The Liberal Democrat launched a direct attack on rival MPs who back the proposals, condemning the "ideological zealots who want to encourage British firms to fire at will".
It comes as venture capitalist Adrian Beecroft prepares to publish a far-reaching study recommending a raft of radical employment reforms.
Writing in The Sun, Mr Cable said: "Some people think that if labour rights were stripped down to the most basic minimum, employers would start hiring and the economy would soar again.
"This is complete nonsense. British workers are an asset, not just a cost for company bosses. That is why I am opposed to the ideological zealots who want to encourage British firms to fire at will."
Commissioned by Prime Minister David Cameron, the study is expected to call for firms to be given more flexibility to make redundancies, and an easing of equality rules to boost job creation.
Some of the plans are likely to be backed by Tories, with speculation the Prime Minister could be among those to show their support,
But Mr Cable said: "Those who want to shake up the law need to realise that the days in the 70s and 80s when the unions ruled the roost have long since gone.
"I talk to businesses every day and none of them tell me that their biggest obstacle to employment and growth is troublesome workers who they can't get rid of."
Conservative Party donor Mr Beecroft suggests a number of reforms in his 15-page report, including a reduction of the mandatory consultation period when a company is considering redundancy programmes.

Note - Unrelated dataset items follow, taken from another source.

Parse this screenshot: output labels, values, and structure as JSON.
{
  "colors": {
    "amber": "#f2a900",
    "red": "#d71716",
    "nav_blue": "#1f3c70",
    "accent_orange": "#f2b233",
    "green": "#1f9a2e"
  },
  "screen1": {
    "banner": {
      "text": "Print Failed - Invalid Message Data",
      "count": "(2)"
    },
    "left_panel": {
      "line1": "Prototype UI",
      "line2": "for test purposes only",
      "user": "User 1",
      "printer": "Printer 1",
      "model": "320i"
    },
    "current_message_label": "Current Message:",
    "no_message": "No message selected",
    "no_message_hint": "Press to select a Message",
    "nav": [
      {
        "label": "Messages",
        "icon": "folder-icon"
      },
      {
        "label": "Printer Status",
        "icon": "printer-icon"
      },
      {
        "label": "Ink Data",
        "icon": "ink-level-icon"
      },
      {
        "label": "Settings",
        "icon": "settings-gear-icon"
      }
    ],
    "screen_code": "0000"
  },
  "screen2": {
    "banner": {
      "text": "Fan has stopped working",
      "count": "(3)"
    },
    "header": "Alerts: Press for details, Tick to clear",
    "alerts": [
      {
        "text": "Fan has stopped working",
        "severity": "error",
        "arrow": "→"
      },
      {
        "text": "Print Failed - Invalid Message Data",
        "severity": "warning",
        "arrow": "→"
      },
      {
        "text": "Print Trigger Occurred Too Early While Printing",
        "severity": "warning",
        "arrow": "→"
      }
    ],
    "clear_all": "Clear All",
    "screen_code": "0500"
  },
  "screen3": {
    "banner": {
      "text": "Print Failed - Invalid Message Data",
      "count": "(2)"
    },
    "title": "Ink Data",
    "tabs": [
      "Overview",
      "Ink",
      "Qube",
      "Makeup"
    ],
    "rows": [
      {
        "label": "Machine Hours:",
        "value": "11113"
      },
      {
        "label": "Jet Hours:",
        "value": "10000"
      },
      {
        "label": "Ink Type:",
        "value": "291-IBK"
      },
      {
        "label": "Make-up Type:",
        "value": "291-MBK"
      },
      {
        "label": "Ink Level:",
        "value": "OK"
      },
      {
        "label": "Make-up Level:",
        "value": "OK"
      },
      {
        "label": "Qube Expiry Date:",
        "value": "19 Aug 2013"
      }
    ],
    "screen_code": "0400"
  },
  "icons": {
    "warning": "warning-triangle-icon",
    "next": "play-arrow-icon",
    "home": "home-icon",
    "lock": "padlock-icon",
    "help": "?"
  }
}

He wants it brought down from 90 to 30 days - or just five if a company is in severe distress.
The report also recommends a cap on loss of earnings compensation for employees who make successful unfair dismissal claims and a removal of some equality laws.
Mr Cable's intervention comes as it emerged that he and Labour leader Ed Miliband had held talks - amid suggestions that tensions between their two parties are starting to improve.
And Labour's shadow business secretary Chuka Umunna accused ministers of jeopardising consumer confidence over the forthcoming report.
"Putting people in fear of losing their jobs will have a huge detrimental impact on consumer confidence," he said.